5th Attorney General of the Alaska Territory
- In office 1941–1945
- Governor: Ernest Gruening
- Preceded by: James S. Truitt
- Succeeded by: Ralph Julian Rivers

President of the Alaska Senate
- In office January 27, 1941 – January 25, 1943
- Preceded by: Norman R. Walker
- Succeeded by: Orville Cochran

Member of the Alaska Senate from the 4th district
- In office March 3, 1913 – March 1, 1915 Serving with Daniel Sutherland
- Preceded by: Position Established
- Succeeded by: O.P. Gaustad

Member of the Alaska Senate from the 1st district
- In office January 14, 1935 – January 25, 1943 Serving with Norman R. Walker
- Preceded by: Allen Shattuck
- Succeeded by: Arthur P. Walker

Personal details
- Born: Henry Joseph Roden August 8, 1874 Basel, Switzerland
- Died: June 5, 1966 (aged 91) Seattle, Washington, U.S.
- Party: Democratic Independent

= Henry Roden =

Swiss born American prospector, lawyer and politician

Henry Joseph Roden (August 8, 1874 – June 5, 1966) was Swiss born American prospector, lawyer and politician who served as Attorney General of the Territory of Alaska as well as a member and subsequently president of the Alaska territorial senate.

==Biography==

Born in Basel in 1874 Roden arrived in Alaska as part of the Klondike Gold Rush, arriving in Rampart in the summer of 1898.

In 1902 he began independently studying law, eventually passing the Alaska Bar exam in 1906 and served as assistant US Attorney in Fairbanks, assistant US Attorney in Iditarod and as City Attorney of Iditarod.

He was elected to the first Alaska territorial legislature in 1913 and was subsequently re-elected as part of the 12th legislature in 1935 and remained a Senator until the 15th legislature in 1941 when he served as Senate President.

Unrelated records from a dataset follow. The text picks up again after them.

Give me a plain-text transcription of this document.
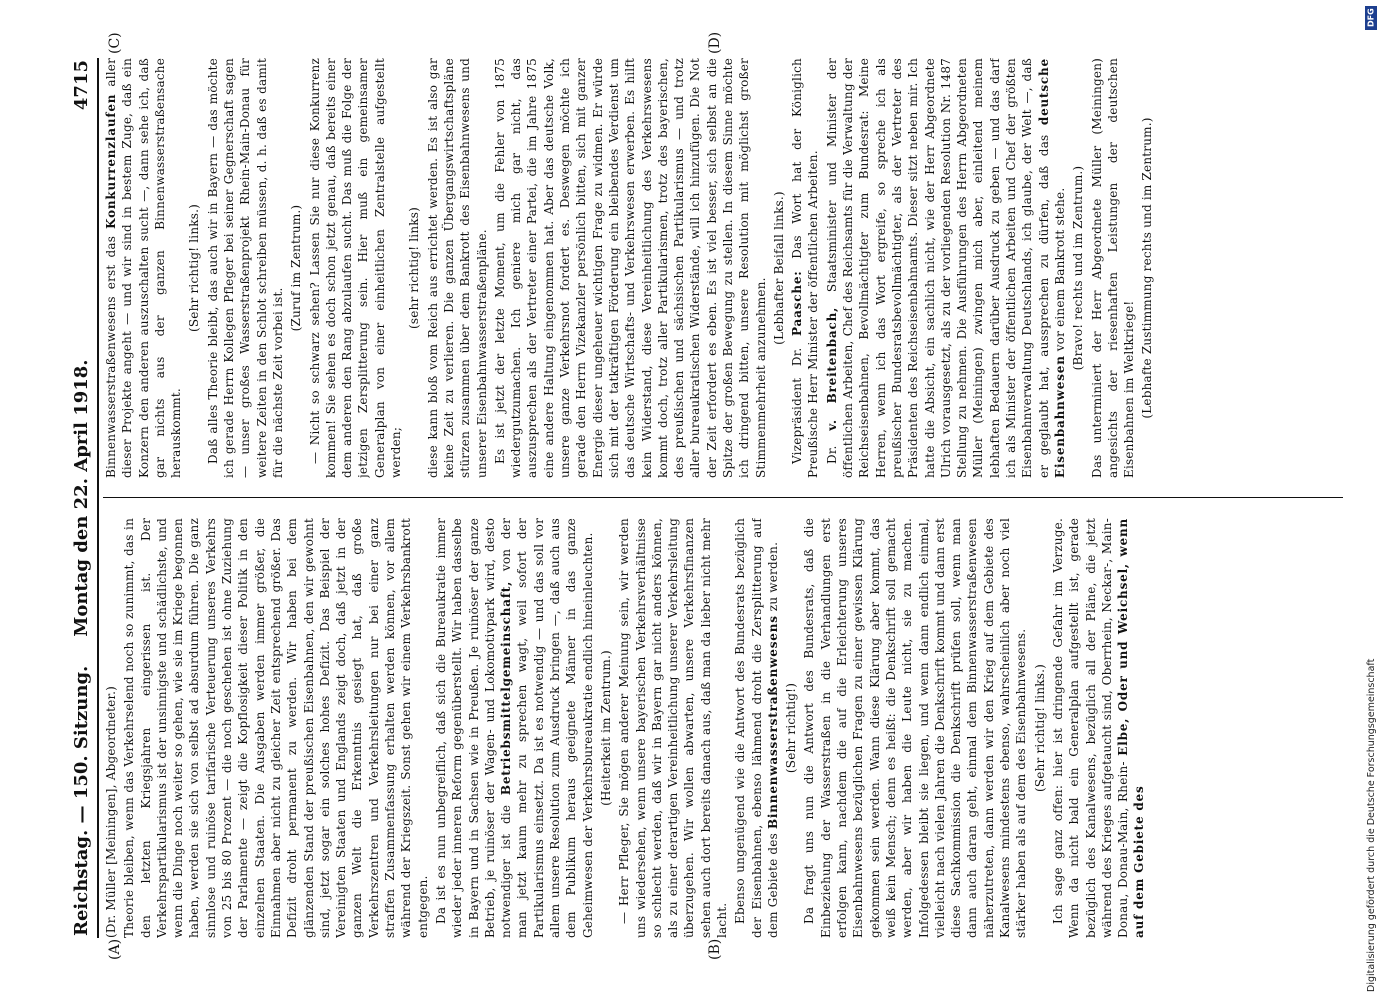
Reichstag. — 150. Sitzung.
Montag den 22. April 1918.
4715
(A)	(B)
(C)	(D)

(Dr. Müller [Meiningen], Abgeordneter.) Theorie bleiben, wenn das Verkehrselend noch so zunimmt, das in den letzten Kriegsjahren eingerissen ist. Der Verkehrspartikularismus ist der unsinnigste und schädlichste, und wenn die Dinge noch weiter so gehen, wie sie im Kriege begonnen haben, werden sie sich von selbst ad absurdum führen. Die ganz sinnlose und ruinöse tarifarische Verteuerung unseres Verkehrs von 25 bis 80 Prozent — die noch geschehen ist ohne Zuziehung der Parlamente — zeigt die Kopflosigkeit dieser Politik in den einzelnen Staaten. Die Ausgaben werden immer größer, die Einnahmen aber nicht zu gleicher Zeit entsprechend größer. Das Defizit droht permanent zu werden. Wir haben bei dem glänzenden Stand der preußischen Eisenbahnen, den wir gewohnt sind, jetzt sogar ein solches hohes Defizit. Das Beispiel der Vereinigten Staaten und Englands zeigt doch, daß jetzt in der ganzen Welt die Erkenntnis gesiegt hat, daß große Verkehrszentren und Verkehrsleitungen nur bei einer ganz straffen Zusammenfassung erhalten werden können, vor allem während der Kriegszeit. Sonst gehen wir einem Verkehrsbankrott entgegen. Da ist es nun unbegreiflich, daß sich die Bureaukratie immer wieder jeder inneren Reform gegenüberstellt. Wir haben dasselbe in Bayern und in Sachsen wie in Preußen. Je ruinöser der ganze Betrieb, je ruinöser der Wagen- und Lokomotivpark wird, desto notwendiger ist die Betriebsmittelgemeinschaft, von der man jetzt kaum mehr zu sprechen wagt, weil sofort der Partikularismus einsetzt. Da ist es notwendig — und das soll vor allem unsere Resolution zum Ausdruck bringen —, daß auch aus dem Publikum heraus geeignete Männer in das ganze Geheimwesen der Verkehrsbureaukratie endlich hineinleuchten. (Heiterkeit im Zentrum.) — Herr Pfleger, Sie mögen anderer Meinung sein, wir werden uns wiedersehen, wenn unsere bayerischen Verkehrsverhältnisse so schlecht werden, daß wir in Bayern gar nicht anders können, als zu einer derartigen Vereinheitlichung unserer Verkehrsleitung überzugehen. Wir wollen abwarten, unsere Verkehrsfinanzen sehen auch dort bereits danach aus, daß man da lieber nicht mehr lacht. Ebenso ungenügend wie die Antwort des Bundesrats bezüglich der Eisenbahnen, ebenso lähmend droht die Zersplitterung auf dem Gebiete des Binnenwasserstraßenwesens zu werden.

(Sehr richtig!) Da fragt uns nun die Antwort des Bundesrats, daß die Einbeziehung der Wasserstraßen in die Verhandlungen erst erfolgen kann, nachdem die auf die Erleichterung unseres Eisenbahnwesens bezüglichen Fragen zu einer gewissen Klärung gekommen sein werden. Wann diese Klärung aber kommt, das weiß kein Mensch; denn es heißt: die Denkschrift soll gemacht werden, aber wir haben die Leute nicht, sie zu machen. Infolgedessen bleibt sie liegen, und wenn dann endlich einmal, vielleicht nach vielen Jahren die Denkschrift kommt und dann erst diese Sachkommission die Denkschrift prüfen soll, wenn man dann auch daran geht, einmal dem Binnenwasserstraßenwesen näherzutreten, dann werden wir den Krieg auf dem Gebiete des Kanalwesens mindestens ebenso, wahrscheinlich aber noch viel stärker haben als auf dem des Eisenbahnwesens. (Sehr richtig! links.) Ich sage ganz offen: hier ist dringende Gefahr im Verzuge. Wenn da nicht bald ein Generalplan aufgestellt ist, gerade bezüglich des Kanalwesens, bezüglich all der Pläne, die jetzt während des Krieges aufgetaucht sind, Oberrhein, Neckar-, Main-Donau, Donau-Main, Rhein- Elbe, Oder und Weichsel, wenn auf dem Gebiete des

Binnenwasserstraßenwesens erst das Konkurrenzlaufen aller dieser Projekte angeht — und wir sind in bestem Zuge, daß ein Konzern den anderen auszuschalten sucht —, dann sehe ich, daß gar nichts aus der ganzen Binnenwasserstraßensache herauskommt.

(Sehr richtig! links.) Daß alles Theorie bleibt, das auch wir in Bayern — das möchte ich gerade Herrn Kollegen Pfleger bei seiner Gegnerschaft sagen — unser großes Wasserstraßenprojekt Rhein-Main-Donau für weitere Zeiten in den Schlot schreiben müssen, d. h. daß es damit für die nächste Zeit vorbei ist.

(Zuruf im Zentrum.) — Nicht so schwarz sehen? Lassen Sie nur diese Konkurrenz kommen! Sie sehen es doch schon jetzt genau, daß bereits einer dem anderen den Rang abzulaufen sucht. Das muß die Folge der jetzigen Zersplitterung sein. Hier muß ein gemeinsamer Generalplan von einer einheitlichen Zentralstelle aufgestellt werden;

(sehr richtig! links) diese kann bloß vom Reich aus errichtet werden. Es ist also gar keine Zeit zu verlieren. Die ganzen Übergangswirtschaftspläne stürzen zusammen über dem Bankrott des Eisenbahnwesens und unserer Eisenbahnwasserstraßenpläne. Es ist jetzt der letzte Moment, um die Fehler von 1875 wiedergutzumachen. Ich geniere mich gar nicht, das auszusprechen als der Vertreter einer Partei, die im Jahre 1875 eine andere Haltung eingenommen hat. Aber das deutsche Volk, unsere ganze Verkehrsnot fordert es. Deswegen möchte ich gerade den Herrn Vizekanzler persönlich bitten, sich mit ganzer Energie dieser ungeheuer wichtigen Frage zu widmen. Er würde sich mit der tatkräftigen Förderung ein bleibendes Verdienst um das deutsche Wirtschafts- und Verkehrswesen erwerben. Es hilft kein Widerstand, diese Vereinheitlichung des Verkehrswesens kommt doch, trotz aller Partikularismen, trotz des bayerischen, des preußischen und sächsischen Partikularismus — und trotz aller bureaukratischen Widerstände, will ich hinzufügen. Die Not der Zeit erfordert es eben. Es ist viel besser, sich selbst an die Spitze der großen Bewegung zu stellen. In diesem Sinne möchte ich dringend bitten, unsere Resolution mit möglichst großer Stimmenmehrheit anzunehmen.

(Lebhafter Beifall links.)

Vizepräsident Dr. Paasche: Das Wort hat der Königlich Preußische Herr Minister der öffentlichen Arbeiten. Dr. v. Breitenbach, Staatsminister und Minister der öffentlichen Arbeiten, Chef des Reichsamts für die Verwaltung der Reichseisenbahnen, Bevollmächtigter zum Bundesrat: Meine Herren, wenn ich das Wort ergreife, so spreche ich als preußischer Bundesratsbevollmächtigter, als der Vertreter des Präsidenten des Reichseisenbahnamts. Dieser sitzt neben mir. Ich hatte die Absicht, ein sachlich nicht, wie der Herr Abgeordnete Ulrich vorausgesetzt, als zu der vorliegenden Resolution Nr. 1487 Stellung zu nehmen. Die Ausführungen des Herrn Abgeordneten Müller (Meiningen) zwingen mich aber, einleitend meinem lebhaften Bedauern darüber Ausdruck zu geben — und das darf ich als Minister der öffentlichen Arbeiten und Chef der größten Eisenbahnverwaltung Deutschlands, ich glaube, der Welt —, daß er geglaubt hat, aussprechen zu dürfen, daß das deutsche Eisenbahnwesen vor einem Bankrott stehe. (Bravo! rechts und im Zentrum.) Das unterminiert der Herr Abgeordnete Müller (Meiningen) angesichts der riesenhaften Leistungen der deutschen Eisenbahnen im Weltkriege! (Lebhafte Zustimmung rechts und im Zentrum.)

DFG
Digitalisierung gefördert durch die Deutsche Forschungsgemeinschaft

In 1941 he became Attorney general for the state of Alaska, a position which he held until 1944, when he stood unsuccessfully as the Democratic candidate for the Alaskan representative to the US Congress.

Throughout this time Roden maintained interests in mining. In 1919 he and others incorporated the Admiralty Alaska Gold Mining Company with himself as president, which controlled a mine in Funter Bay; in 1942 he was still an officer of the mining company, and following the start of the Aleutian Islands campaign and the evacuation of the Aleutian and Pribilof Islands the mine was leased to the US government to house some of the evacuees. As Attorney general in 1943 he inspected the mine and wrote a letter to Governor Ernest Gruening expressing concern about the situation.